High visibility initiatives

While the brand also maintains a range of clothing in compliance with AS/NZS 4602.1:2011/Amdt 2:2020 High visibility safety garments – garments for high-risk applications, it has also recently launched new initiatives in the high visibility clothing arena.

Blackwood’s Workhorse Workwear high visibility clothing range will extend to white coloured clothing which has been identified as the most naturally luminescent colour that contrasts well in darker working environments. Instead of using day-time high-visibility colours, such as yellow or orange, the new range is made from white fabrics.

National category and sourcing manager of Apparel and Footwear, Leigh Eam, told AMSJ that the inherent safety considerations within the designs across the Workhorse range are what makes it unique. 

“White really does stand out in a dark environment and in addition with our biometric tape applied to the garments a person is really visible,” she said.

To add to improved visibility in low light conditions the company has added Bio-motion retro-reflective technology that increases the probability of identification of workers. The Biomotion principle recognises that people have an inbuilt intuitive characteristic to recognize the movement of other living things. We recognise by particular motions. 

Research shows that when arms and legs joints are lit up through effective reflective technology, we are more likely to recognise a person based on their movements over that of a fixed sign or other reflective material.

 “Usually you may only get one band of tape around the leg and arm for visibility.

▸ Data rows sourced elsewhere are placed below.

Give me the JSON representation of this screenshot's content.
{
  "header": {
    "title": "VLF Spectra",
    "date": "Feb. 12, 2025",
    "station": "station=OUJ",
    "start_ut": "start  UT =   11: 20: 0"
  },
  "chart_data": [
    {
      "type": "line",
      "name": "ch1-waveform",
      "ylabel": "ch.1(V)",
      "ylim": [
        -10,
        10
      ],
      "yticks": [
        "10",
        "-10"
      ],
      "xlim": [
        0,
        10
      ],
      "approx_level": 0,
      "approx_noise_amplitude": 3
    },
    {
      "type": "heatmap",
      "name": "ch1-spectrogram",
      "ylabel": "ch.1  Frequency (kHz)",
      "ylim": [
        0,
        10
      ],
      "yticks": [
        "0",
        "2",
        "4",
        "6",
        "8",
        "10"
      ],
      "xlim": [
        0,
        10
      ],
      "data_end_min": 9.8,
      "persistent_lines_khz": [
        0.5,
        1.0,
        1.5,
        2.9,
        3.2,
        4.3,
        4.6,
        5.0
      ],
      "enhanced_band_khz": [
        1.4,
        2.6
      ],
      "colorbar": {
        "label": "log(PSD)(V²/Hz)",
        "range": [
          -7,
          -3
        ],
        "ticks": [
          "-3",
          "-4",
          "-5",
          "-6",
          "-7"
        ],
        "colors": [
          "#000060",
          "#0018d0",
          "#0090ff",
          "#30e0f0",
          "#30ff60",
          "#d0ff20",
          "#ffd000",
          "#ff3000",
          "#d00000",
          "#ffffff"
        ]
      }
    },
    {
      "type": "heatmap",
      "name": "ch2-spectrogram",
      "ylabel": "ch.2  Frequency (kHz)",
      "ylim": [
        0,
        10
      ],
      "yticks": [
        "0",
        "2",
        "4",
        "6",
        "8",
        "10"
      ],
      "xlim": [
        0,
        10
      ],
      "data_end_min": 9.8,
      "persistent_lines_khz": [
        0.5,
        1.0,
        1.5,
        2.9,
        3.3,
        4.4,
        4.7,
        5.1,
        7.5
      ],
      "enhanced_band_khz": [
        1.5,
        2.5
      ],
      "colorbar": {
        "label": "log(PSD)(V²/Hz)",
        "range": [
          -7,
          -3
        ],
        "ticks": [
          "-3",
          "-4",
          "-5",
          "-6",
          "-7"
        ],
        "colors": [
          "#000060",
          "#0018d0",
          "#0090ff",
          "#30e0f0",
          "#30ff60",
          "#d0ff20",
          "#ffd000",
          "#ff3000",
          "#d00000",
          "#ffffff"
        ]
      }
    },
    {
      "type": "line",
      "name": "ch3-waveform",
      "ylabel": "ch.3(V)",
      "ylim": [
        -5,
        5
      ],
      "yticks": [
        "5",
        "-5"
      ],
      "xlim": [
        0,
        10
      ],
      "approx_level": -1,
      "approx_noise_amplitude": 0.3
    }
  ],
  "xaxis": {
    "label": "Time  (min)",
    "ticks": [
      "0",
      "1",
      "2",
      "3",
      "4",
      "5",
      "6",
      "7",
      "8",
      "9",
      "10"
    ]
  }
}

But to increase this, with our new range we added two bands on either side of the joint on the leg and arm and this makes it easier to identify which direction the person is moving in,” Eam said.

She told AMSJ that there is also an ‘X’ configuration across the back of the uniform so machine operators can easily identify which way a person is facing. 

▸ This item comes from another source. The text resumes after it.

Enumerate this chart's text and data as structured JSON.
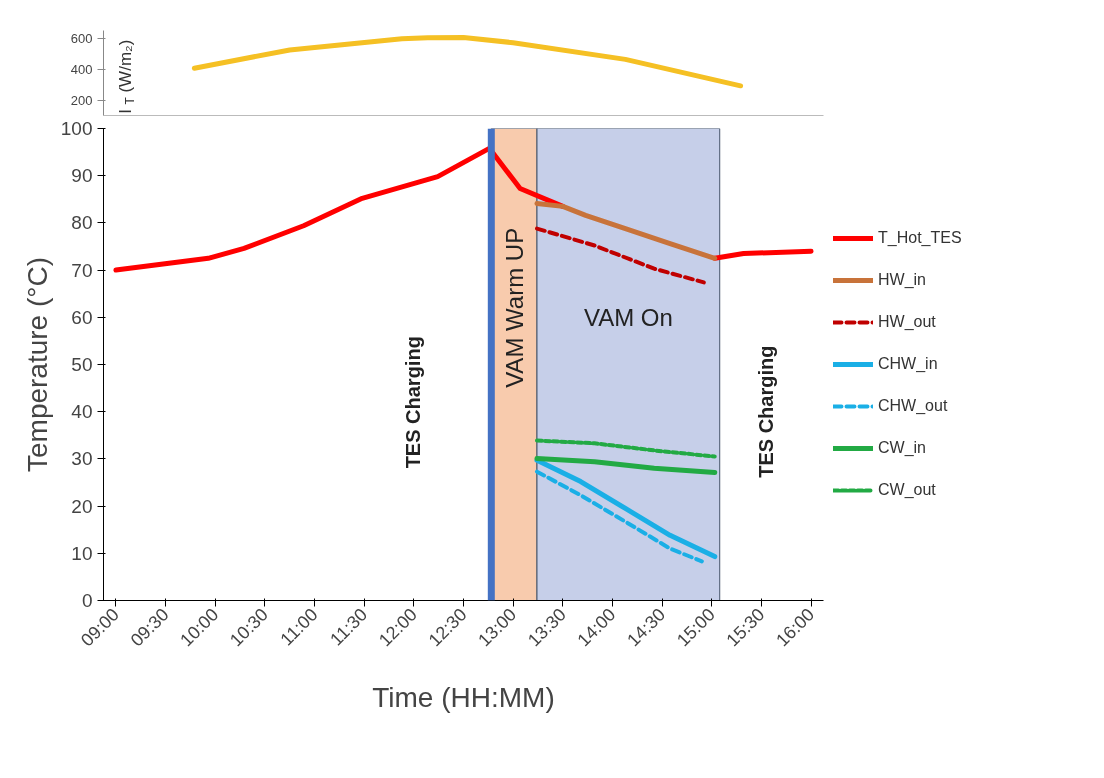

“With two bands featured on the arms and legs of the clothing, each band moves when a person is walking, and people can clearly see the motion of that person.”

Combatting heat and sun

The Australian environment presents a range of challenges for safety workwear including ensuring that workers are protected from the suns UV rays while providing adequate ventilation to mitigate the effects of heat stress and heat stroke.

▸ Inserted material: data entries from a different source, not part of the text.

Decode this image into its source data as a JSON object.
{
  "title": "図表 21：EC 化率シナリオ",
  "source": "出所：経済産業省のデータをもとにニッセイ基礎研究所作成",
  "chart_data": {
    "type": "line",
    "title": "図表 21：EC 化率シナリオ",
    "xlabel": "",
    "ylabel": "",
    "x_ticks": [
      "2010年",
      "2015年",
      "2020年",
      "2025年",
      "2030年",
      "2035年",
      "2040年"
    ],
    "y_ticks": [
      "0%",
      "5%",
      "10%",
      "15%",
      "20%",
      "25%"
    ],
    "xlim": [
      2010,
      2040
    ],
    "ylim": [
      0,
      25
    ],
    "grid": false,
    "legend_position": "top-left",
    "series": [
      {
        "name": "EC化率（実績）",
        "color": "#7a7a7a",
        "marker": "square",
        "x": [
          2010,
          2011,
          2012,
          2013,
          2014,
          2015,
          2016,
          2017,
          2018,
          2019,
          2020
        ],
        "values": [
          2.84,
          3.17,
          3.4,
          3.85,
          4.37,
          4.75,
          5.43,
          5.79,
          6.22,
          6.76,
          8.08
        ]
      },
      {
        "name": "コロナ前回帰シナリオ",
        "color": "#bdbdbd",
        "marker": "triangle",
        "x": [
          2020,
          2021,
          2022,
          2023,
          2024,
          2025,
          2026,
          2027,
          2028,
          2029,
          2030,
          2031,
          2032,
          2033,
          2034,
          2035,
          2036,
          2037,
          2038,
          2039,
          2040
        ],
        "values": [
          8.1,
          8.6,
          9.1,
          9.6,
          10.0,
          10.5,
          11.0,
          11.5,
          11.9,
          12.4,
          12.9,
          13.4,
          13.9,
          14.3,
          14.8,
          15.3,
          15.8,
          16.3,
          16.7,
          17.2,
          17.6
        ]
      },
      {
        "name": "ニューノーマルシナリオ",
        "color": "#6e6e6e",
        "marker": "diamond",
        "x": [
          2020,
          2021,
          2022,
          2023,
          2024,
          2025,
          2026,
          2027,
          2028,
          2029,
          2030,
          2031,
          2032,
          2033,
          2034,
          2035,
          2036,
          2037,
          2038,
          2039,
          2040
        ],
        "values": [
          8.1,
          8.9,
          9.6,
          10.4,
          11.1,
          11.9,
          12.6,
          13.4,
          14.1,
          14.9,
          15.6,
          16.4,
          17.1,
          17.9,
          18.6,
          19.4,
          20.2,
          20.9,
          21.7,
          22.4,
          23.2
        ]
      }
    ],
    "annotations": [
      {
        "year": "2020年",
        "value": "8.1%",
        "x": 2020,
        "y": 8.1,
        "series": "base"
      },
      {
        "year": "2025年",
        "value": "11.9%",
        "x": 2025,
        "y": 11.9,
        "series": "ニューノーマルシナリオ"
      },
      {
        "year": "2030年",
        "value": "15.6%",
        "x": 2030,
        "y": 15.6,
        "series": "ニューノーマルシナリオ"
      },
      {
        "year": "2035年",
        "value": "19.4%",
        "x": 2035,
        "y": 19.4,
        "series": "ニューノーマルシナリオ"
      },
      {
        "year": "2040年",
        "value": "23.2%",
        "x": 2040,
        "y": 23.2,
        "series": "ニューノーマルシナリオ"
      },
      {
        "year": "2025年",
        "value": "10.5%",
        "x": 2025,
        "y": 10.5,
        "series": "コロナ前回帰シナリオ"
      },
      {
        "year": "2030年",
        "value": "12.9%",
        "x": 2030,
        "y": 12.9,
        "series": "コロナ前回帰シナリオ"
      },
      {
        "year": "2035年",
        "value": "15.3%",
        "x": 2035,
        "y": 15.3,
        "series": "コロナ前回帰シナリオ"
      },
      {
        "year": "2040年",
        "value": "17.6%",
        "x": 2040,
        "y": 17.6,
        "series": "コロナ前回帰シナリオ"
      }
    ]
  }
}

Blackwood’s Workhorse range has incorporated direct feedback from customers showing that Australian mining and resources workers show a strong desire for cotton-based fabrics in safety workwear.

Apparel program manager at Blackwoods, Cahal Callanan told AMSJ that “Australians love wearing 100 per cent cotton and we know that the Australian high-visibility standard has been modified to allow workwear ranges to use the natural cotton that Australians want,” 

The company has also created a range of other initiatives that combat the effects from the sun and heat including UV resistant fabrics, collars that can be pulled up around the neck and vents to allow heat to escape from key locations within the clothing.  They’re all aimed at keeping workers protected from heat stress and exposure to the sun. 

“We created clothing with these elements, and they are intrinsic to our workwear range,” Cahal Callanan said.

Point of difference is the key when selecting safety clothing and safety workwear

The revelation that all safety clothing and workwear isn’t the same is often discovered when organisations select clothing for workforces based solely on cost comparisons rather than the conditions faced by the workforce.

By selecting a brand like Blackwood’s Workhorse range, mining and resource companies have the assurance that the product is ethically sourced, meets some of the industries strictest quality standards and ultimately that the workwear will work effectively in mitigating the hazards that workers are exposed to. 

It’s an assurance that’s backed by Australia’s oldest and largest provider of industrial and safety supplies.